Big Canopy Campout reaches for the sky at the Eden Project
A team of top scientists spent all night in tents suspended from the roof of the Eden Project's Rainforest Biome to help raise money for conservation in Borneo.
The group, who specialise in the science of the rainforest canopy, slept in the Biome in special illuminated hanging tents, known as portaledges, as part of The Big Canopy Campout.
The Big Canopy Campout saw climbers, adventurers and researchers camp in forests around the world on Saturday night to raise money for the charity World Land Trust to buy a piece of rainforest along the Kinabatangan River in North Borneo.
The Eden campers included Dr John Pike, founder of The Big Canopy Campout, Ollie Laker, who was responsible for the rope rigging on the second series of the BBC TV series Planet Earth, and adventurer and Wanderlust magazine editor Phoebe Smith.
John and Ollie, along with a colleague in Scotland, conceived and co-ordinated The Big Canopy Campout globally and were delighted to be able to co-ordinate it from high up in the Eden Rainforest on the night of the event.

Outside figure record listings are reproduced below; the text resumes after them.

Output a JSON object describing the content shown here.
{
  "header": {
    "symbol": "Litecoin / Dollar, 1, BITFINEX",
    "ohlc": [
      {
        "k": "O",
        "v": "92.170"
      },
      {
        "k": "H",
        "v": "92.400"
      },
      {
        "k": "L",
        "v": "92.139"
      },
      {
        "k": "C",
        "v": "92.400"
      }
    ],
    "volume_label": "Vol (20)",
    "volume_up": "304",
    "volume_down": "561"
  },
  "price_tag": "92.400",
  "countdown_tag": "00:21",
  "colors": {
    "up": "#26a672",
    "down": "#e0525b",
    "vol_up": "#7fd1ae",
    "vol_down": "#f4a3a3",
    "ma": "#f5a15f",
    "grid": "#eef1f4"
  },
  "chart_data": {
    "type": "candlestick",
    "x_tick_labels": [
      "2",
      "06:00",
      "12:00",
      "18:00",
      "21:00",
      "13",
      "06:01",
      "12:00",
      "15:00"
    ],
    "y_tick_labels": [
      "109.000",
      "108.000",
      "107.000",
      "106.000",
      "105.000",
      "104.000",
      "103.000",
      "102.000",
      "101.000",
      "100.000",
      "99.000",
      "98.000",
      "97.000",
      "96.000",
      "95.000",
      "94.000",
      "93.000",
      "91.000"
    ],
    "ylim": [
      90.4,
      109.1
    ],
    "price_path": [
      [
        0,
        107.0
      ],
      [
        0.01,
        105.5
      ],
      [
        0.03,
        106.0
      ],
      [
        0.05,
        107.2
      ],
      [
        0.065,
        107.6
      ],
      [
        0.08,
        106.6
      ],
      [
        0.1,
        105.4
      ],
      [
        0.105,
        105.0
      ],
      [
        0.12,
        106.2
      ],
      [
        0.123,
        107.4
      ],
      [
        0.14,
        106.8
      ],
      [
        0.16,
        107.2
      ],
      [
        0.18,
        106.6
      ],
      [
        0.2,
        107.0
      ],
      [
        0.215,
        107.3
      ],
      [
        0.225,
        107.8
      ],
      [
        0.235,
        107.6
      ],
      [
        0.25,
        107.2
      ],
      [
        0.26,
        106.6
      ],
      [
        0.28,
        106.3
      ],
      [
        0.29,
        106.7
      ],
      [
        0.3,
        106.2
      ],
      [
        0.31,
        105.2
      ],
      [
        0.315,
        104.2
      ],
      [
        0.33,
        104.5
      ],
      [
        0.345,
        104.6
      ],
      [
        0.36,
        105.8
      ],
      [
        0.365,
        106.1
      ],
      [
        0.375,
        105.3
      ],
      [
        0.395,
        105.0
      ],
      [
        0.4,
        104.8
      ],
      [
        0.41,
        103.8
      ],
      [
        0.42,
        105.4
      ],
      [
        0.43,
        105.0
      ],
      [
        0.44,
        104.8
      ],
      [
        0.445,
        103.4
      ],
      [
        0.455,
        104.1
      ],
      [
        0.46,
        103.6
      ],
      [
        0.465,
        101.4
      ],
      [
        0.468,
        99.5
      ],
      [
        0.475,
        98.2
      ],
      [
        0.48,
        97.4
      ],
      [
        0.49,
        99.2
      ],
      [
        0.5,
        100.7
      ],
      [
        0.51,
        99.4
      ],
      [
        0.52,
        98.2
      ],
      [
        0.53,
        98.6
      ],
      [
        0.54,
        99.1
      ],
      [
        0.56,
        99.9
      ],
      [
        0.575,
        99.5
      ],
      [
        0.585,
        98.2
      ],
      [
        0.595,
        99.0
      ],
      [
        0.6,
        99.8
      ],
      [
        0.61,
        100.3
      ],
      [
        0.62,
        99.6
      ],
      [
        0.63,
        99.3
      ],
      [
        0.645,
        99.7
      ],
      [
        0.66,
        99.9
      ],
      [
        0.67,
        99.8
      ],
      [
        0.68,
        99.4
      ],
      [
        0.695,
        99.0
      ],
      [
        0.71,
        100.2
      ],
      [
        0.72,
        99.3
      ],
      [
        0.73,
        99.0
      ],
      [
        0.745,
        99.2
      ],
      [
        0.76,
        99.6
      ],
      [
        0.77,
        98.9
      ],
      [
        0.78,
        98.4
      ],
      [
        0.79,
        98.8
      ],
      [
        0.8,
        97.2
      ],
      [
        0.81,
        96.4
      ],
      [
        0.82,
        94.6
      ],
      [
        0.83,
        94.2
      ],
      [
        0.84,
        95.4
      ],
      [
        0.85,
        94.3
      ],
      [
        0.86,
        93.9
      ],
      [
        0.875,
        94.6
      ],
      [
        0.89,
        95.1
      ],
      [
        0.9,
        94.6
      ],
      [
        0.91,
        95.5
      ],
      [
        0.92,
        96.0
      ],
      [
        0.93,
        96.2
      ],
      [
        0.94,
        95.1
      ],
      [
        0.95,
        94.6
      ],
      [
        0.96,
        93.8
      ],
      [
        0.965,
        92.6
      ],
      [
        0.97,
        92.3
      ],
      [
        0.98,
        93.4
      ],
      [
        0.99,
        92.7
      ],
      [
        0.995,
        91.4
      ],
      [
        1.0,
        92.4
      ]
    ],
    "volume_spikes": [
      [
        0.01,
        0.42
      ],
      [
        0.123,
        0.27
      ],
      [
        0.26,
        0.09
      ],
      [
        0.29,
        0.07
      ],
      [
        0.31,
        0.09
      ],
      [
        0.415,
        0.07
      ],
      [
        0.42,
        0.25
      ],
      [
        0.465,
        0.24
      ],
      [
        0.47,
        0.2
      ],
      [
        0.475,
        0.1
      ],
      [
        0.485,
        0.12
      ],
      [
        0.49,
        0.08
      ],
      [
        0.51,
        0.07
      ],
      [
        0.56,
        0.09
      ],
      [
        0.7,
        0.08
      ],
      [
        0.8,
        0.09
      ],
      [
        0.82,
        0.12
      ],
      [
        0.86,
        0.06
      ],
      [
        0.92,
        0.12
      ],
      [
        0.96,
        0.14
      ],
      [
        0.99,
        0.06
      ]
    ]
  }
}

They were joined by rainforest scientist Dr Farnon Ellwood of the University of the West of England, Bristol, and his team of PhD students, Julian Donald and Josie Phillips, who have worked with Eden horticulturists in Borneo.

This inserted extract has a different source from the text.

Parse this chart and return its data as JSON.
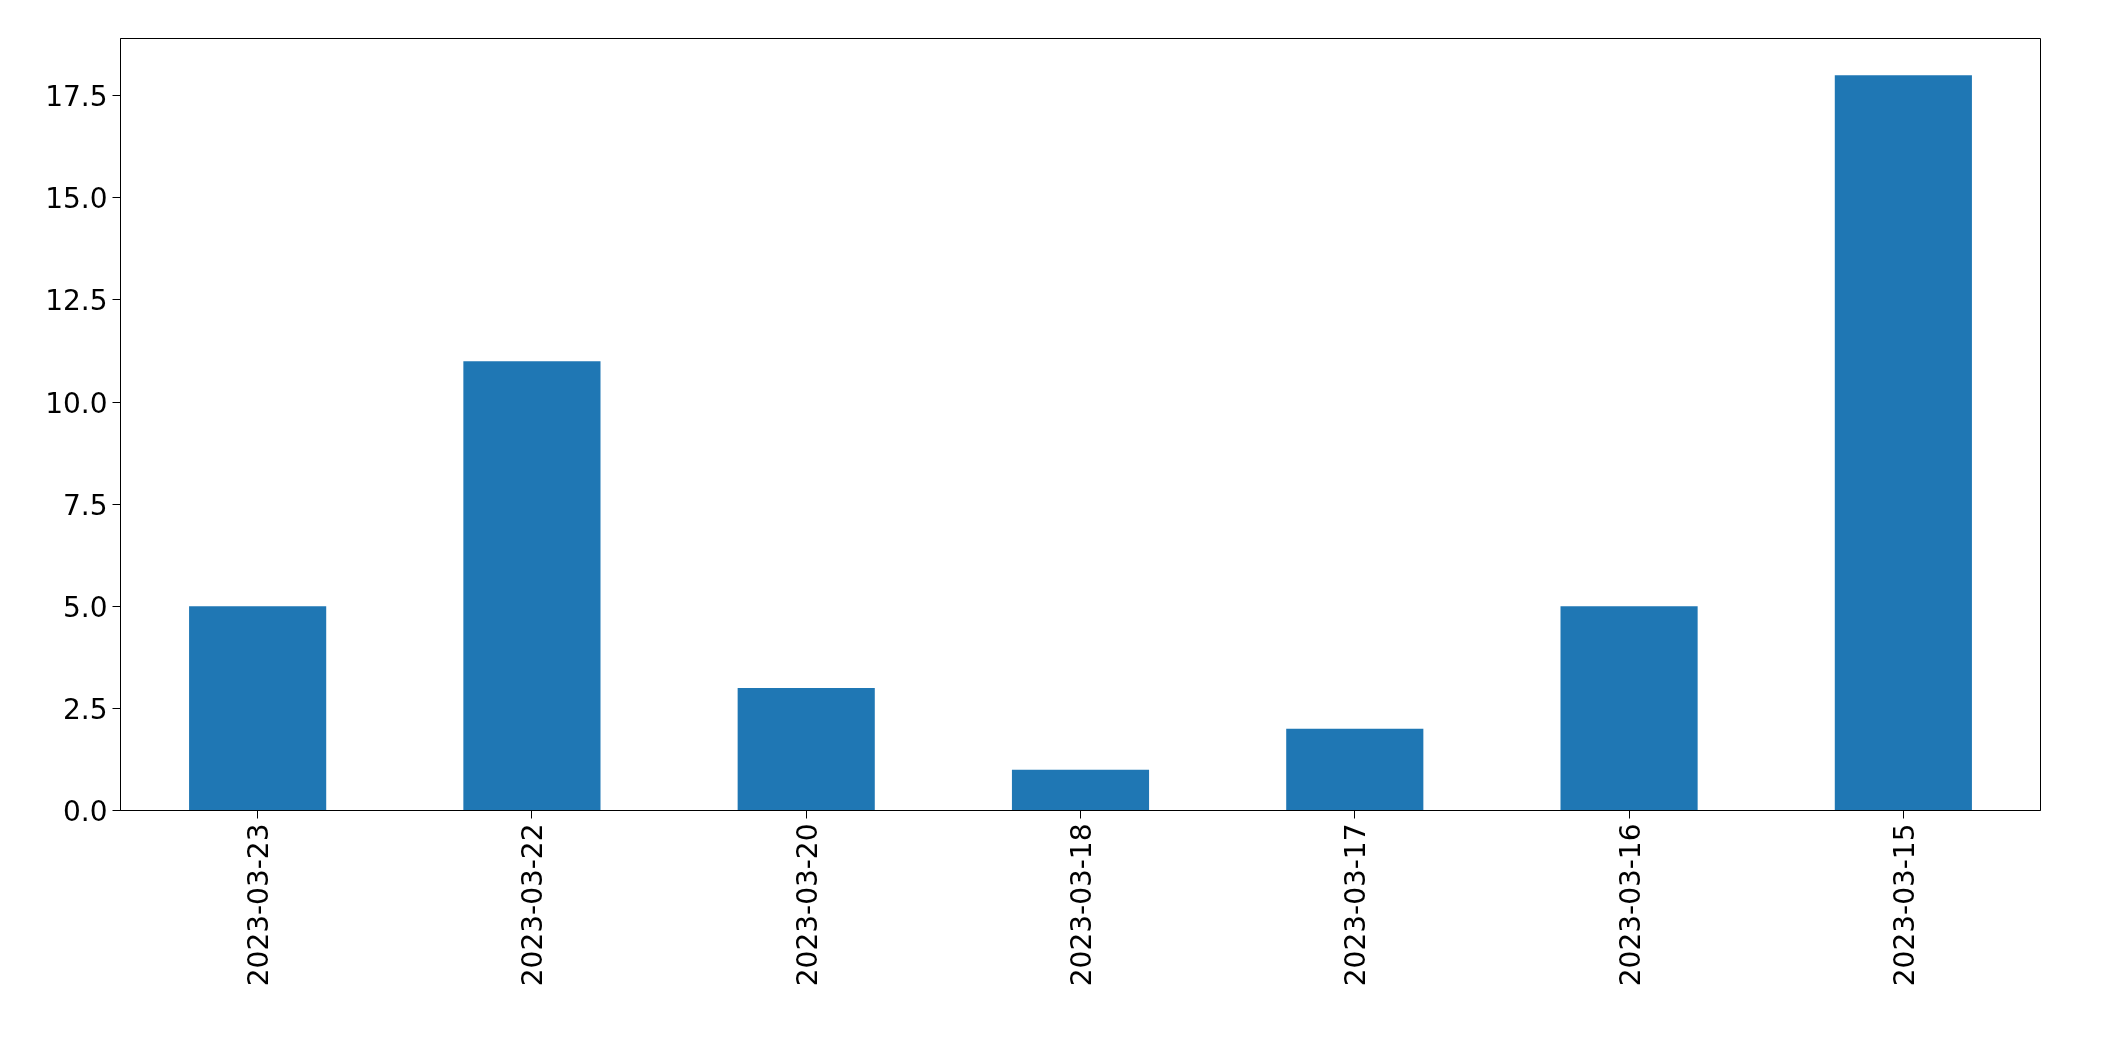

Completing the team were canopy scientist Stephanie Law from the University of Liverpool, Nina Seale from the World Land Trust and Eden rope access technicians Jamie Robson who organised the event together with Craig Lewis and estates team member Dave Paul.
Other Eden staff members camped in tents and hammocks on the Biome walkways.
The London-based tree-tent company Tentsile supplied hammock tents in the lead-up to the event and Syd Howells from Tentsile took part in the camp.
Dr John Pike, who was a major player in the rope access and rigging for Planet Earth 1, said: "The Big Canopy Campout is about exciting, educating and inspiring people about rainforests so we thought Eden was the perfect place to come to coordinate this global event.
“Rainforests are under threat, partly because people aren’t able to experience them for themselves. The canopy environment is an amazing place and climbing in the canopy can change people’s lives, giving them a completely different view of what rainforests are and why they’re important."
The campers spent Saturday afternoon talking to Eden Project visitors about their work before their night in the canopy of the world’s biggest indoor rainforest.